15 October 2014
The Audit Commission has lowered audit fees for local public bodies for the time period between 2015 and 2017.
Fees have been reduced by £30 million, which puts the audit fees at its lowest level since taking on the NHS audit in 1990, according to the Audit Commission.
The auditing organisation has retendered public audit contracts in March 2014 for the 2015/16 financial year, which will see a 25% drop in fees. This drop is in addition to the 40% reduction to the fees that the Audit Commission secured in 2012.
According to the organisation, if the government chooses to extend both the 2012 and 2014 contracts to 2020, to lock in these low fees, the saving to audited bodies from 2012 would be £440 million.
Chairman of the Audit Commission, Jeremy Newman says: ‘We have driven down prices for audit services, showing again that bulk procurement is the best way to maintain a competitive market and provide taxpayers with value for money.

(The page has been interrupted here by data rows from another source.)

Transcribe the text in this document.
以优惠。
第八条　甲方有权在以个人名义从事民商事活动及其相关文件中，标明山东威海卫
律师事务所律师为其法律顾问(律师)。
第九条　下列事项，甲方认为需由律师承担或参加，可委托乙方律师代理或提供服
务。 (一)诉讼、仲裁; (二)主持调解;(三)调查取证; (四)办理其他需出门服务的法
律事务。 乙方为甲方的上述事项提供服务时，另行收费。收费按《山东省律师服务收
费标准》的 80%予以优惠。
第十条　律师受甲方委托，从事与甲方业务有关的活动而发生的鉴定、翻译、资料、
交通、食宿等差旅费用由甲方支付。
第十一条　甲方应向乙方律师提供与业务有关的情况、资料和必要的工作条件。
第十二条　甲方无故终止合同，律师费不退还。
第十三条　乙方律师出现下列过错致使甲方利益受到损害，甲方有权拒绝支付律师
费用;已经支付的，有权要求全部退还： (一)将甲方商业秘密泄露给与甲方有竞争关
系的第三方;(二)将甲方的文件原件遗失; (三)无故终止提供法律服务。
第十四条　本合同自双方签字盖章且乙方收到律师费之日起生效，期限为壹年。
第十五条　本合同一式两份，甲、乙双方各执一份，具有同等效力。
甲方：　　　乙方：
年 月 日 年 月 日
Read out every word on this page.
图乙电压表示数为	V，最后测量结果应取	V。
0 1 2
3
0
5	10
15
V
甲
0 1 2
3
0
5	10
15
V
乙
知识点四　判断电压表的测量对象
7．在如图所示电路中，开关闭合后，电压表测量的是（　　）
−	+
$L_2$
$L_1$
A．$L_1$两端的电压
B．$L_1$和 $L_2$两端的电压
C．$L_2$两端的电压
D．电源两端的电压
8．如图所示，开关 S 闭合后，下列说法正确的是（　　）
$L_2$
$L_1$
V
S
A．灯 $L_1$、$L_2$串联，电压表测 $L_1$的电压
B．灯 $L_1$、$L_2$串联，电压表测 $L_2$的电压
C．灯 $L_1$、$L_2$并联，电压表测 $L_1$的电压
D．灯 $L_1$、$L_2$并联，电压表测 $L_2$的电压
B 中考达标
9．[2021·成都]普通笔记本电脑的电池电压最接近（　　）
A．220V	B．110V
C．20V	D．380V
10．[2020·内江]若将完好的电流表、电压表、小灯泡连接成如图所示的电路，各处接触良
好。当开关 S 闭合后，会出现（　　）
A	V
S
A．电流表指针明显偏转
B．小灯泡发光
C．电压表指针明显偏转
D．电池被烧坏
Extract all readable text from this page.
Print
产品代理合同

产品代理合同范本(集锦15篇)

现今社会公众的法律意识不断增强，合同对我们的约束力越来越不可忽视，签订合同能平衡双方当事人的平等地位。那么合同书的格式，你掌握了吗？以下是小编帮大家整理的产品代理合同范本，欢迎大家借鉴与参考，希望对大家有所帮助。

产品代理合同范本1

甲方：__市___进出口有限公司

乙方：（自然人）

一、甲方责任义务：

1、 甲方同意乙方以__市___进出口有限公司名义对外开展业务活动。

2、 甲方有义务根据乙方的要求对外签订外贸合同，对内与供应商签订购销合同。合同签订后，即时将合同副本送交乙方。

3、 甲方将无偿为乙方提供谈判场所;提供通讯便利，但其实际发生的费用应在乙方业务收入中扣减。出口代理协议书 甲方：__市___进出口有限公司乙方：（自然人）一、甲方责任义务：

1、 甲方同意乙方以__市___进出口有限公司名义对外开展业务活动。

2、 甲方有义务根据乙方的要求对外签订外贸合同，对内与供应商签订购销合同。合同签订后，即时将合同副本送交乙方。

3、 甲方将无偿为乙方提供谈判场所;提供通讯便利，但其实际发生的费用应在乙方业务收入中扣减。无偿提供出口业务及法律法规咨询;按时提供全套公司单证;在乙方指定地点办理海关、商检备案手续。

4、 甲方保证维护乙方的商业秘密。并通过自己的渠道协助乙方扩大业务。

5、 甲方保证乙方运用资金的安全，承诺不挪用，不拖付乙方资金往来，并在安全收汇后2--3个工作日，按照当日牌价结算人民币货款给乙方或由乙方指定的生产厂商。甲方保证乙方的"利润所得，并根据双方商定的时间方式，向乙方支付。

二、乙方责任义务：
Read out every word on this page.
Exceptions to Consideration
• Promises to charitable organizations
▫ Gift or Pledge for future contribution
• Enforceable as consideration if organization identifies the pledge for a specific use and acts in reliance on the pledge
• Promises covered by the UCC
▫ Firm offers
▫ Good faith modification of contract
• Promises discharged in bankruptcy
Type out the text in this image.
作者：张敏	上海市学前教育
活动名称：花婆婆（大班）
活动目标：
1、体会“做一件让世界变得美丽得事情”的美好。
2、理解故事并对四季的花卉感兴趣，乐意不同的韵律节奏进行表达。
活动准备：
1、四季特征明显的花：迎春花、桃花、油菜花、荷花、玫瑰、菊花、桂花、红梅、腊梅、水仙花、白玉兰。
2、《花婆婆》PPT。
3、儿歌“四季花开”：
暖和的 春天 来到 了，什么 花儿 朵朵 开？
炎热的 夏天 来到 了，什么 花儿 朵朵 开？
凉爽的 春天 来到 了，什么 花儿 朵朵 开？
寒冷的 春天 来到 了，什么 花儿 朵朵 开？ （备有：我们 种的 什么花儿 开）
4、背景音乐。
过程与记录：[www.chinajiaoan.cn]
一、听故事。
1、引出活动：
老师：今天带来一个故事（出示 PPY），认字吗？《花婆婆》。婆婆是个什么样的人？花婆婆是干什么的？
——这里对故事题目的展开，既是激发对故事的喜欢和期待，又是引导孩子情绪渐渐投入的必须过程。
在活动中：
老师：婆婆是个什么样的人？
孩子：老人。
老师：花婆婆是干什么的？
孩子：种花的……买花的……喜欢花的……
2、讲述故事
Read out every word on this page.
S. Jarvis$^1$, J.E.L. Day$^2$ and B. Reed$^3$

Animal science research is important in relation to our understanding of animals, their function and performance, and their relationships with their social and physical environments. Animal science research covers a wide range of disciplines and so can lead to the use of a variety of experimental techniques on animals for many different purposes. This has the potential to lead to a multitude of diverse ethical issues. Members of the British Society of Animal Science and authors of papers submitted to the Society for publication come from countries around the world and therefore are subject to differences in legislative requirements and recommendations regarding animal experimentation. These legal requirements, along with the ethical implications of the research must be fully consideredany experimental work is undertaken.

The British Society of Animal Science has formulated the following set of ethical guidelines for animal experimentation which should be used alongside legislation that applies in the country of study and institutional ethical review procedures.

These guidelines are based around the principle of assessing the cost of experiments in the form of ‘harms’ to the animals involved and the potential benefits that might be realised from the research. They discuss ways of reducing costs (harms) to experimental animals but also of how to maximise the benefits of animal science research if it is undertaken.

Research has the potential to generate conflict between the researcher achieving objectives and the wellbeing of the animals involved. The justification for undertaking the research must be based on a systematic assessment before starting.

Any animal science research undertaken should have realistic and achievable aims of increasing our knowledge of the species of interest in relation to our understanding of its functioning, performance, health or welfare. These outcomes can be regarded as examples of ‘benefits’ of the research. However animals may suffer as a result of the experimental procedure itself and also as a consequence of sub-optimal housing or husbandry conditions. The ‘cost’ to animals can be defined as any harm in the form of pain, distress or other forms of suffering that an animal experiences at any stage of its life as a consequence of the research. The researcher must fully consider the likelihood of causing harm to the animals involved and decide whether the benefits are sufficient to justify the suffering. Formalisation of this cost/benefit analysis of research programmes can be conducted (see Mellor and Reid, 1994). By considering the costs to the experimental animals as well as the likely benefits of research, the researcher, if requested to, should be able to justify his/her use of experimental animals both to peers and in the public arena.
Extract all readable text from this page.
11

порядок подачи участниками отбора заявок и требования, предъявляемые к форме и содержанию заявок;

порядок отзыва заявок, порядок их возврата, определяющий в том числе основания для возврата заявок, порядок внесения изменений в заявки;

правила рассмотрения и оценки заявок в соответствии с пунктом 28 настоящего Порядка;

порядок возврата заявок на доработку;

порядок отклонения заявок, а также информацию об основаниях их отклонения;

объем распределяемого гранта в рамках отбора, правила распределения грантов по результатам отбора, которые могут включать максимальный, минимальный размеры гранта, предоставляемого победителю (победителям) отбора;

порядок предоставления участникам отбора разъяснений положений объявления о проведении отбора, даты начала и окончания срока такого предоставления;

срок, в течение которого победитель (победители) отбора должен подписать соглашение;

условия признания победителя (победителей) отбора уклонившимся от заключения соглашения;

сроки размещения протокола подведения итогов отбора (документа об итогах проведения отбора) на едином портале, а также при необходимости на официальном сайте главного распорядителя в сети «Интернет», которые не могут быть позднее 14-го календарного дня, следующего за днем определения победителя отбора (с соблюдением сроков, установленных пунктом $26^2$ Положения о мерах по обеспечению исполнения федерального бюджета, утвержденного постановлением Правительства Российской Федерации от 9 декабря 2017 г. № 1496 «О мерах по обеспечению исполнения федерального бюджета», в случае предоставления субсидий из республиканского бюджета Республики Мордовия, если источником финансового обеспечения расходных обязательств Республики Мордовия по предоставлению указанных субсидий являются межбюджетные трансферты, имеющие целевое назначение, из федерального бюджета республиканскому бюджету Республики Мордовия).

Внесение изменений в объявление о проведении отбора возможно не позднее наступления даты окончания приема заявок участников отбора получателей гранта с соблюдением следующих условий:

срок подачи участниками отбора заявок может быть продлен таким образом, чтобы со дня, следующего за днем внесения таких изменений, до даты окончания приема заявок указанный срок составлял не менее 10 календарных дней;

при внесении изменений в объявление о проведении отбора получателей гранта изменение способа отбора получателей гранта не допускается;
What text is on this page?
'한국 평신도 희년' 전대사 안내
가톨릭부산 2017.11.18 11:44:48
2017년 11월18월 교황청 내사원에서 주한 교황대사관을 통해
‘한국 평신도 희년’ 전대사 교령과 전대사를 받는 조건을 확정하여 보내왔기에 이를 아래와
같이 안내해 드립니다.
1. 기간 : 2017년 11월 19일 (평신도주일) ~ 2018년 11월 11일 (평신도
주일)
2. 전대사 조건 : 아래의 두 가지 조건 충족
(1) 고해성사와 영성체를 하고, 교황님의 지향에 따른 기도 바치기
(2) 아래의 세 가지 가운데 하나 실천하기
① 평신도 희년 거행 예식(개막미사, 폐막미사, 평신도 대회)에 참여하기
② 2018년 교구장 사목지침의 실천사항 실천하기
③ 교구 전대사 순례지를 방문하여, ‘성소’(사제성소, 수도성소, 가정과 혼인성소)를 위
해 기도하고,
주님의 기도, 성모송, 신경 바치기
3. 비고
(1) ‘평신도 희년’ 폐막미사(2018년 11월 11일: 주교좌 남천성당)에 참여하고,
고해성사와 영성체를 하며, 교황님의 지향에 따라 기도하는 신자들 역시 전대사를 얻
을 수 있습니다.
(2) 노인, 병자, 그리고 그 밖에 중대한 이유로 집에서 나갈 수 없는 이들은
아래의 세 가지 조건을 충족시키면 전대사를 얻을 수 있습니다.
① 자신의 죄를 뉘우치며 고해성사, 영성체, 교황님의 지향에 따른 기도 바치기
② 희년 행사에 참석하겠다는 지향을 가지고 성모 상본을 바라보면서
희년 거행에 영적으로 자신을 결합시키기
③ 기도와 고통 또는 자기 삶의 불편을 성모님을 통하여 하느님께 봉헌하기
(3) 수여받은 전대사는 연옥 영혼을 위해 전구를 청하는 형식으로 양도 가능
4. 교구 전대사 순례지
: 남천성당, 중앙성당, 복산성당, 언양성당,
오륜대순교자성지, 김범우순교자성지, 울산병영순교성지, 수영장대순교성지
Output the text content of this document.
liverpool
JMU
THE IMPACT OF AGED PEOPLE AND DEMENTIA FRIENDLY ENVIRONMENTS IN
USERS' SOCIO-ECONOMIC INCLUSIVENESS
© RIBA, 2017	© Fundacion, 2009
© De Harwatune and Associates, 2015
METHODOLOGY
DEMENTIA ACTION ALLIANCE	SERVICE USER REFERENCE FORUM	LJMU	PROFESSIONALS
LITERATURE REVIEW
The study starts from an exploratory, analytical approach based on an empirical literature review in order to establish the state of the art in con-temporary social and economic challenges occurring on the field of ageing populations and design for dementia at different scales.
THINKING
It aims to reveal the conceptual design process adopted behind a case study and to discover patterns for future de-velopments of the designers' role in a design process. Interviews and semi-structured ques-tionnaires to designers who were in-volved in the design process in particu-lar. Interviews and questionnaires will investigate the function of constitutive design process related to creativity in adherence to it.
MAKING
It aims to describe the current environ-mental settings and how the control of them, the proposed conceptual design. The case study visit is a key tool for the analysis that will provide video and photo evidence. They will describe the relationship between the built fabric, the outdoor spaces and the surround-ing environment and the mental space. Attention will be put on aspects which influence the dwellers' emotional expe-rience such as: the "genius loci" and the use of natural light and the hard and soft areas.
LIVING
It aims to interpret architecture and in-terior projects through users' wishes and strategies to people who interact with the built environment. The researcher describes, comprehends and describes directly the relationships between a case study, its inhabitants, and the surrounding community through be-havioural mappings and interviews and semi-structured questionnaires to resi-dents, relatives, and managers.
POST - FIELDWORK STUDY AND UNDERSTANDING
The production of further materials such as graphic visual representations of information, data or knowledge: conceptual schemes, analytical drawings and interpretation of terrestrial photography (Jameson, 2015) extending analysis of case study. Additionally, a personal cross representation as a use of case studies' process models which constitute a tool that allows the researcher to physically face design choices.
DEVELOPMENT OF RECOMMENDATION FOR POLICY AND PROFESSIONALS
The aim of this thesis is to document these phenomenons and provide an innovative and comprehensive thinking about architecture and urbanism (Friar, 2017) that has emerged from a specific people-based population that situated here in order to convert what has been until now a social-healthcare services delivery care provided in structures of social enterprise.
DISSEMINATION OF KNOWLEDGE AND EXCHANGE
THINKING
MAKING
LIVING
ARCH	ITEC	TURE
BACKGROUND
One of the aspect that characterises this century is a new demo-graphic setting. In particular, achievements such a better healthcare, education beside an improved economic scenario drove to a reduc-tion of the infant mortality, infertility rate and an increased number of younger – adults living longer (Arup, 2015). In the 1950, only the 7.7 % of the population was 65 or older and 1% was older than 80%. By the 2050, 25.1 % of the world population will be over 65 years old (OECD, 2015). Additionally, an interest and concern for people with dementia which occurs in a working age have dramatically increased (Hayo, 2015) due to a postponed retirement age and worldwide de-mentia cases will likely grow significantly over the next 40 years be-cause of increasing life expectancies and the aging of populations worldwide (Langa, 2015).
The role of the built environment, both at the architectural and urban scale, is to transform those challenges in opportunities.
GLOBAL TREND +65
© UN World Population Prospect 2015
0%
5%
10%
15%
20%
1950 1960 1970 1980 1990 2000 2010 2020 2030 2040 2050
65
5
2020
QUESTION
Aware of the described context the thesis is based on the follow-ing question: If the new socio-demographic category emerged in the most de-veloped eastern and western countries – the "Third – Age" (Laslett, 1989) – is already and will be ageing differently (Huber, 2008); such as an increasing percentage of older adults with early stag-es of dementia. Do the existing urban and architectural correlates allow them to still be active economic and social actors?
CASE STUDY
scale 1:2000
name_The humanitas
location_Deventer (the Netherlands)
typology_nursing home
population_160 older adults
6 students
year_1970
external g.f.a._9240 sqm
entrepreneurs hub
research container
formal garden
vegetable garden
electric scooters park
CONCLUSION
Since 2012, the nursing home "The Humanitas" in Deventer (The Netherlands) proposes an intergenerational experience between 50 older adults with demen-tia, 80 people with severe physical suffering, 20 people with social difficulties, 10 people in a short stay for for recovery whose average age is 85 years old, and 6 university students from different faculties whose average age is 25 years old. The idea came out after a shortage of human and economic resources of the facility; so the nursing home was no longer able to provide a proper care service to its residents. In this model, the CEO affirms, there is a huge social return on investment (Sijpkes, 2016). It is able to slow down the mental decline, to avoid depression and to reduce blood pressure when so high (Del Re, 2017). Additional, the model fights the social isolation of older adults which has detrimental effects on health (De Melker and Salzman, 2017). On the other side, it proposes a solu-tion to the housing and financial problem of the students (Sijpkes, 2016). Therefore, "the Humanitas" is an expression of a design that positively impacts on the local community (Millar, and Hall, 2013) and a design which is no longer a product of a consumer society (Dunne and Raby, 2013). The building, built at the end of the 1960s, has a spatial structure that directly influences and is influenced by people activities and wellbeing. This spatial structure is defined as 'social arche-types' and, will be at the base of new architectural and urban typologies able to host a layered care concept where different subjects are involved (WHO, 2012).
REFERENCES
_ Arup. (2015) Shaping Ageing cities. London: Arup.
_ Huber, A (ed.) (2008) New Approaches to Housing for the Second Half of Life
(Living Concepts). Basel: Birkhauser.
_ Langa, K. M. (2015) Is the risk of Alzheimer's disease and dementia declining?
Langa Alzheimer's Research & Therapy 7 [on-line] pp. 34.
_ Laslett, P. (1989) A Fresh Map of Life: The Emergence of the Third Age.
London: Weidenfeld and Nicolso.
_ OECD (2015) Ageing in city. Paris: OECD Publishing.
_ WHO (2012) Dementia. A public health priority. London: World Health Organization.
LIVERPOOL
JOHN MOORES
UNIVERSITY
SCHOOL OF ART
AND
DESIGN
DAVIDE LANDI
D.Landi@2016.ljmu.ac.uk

‘The resulting savings are part of the legacy the Commission will leave after March 2015, and will be enjoyed by local authorities and NHS bodies for years after our closure. Fees should be preserved at this level for 2016/17 and we hope the government will take the opportunity we have secured to lock in and extend the savings we have achieved up to 2020.’
At the same time, the Audit Commission is returning a further £6 million to its audited bodies in rebates, as a result of efficient management of the organisation’s closure, which will come in March 2015.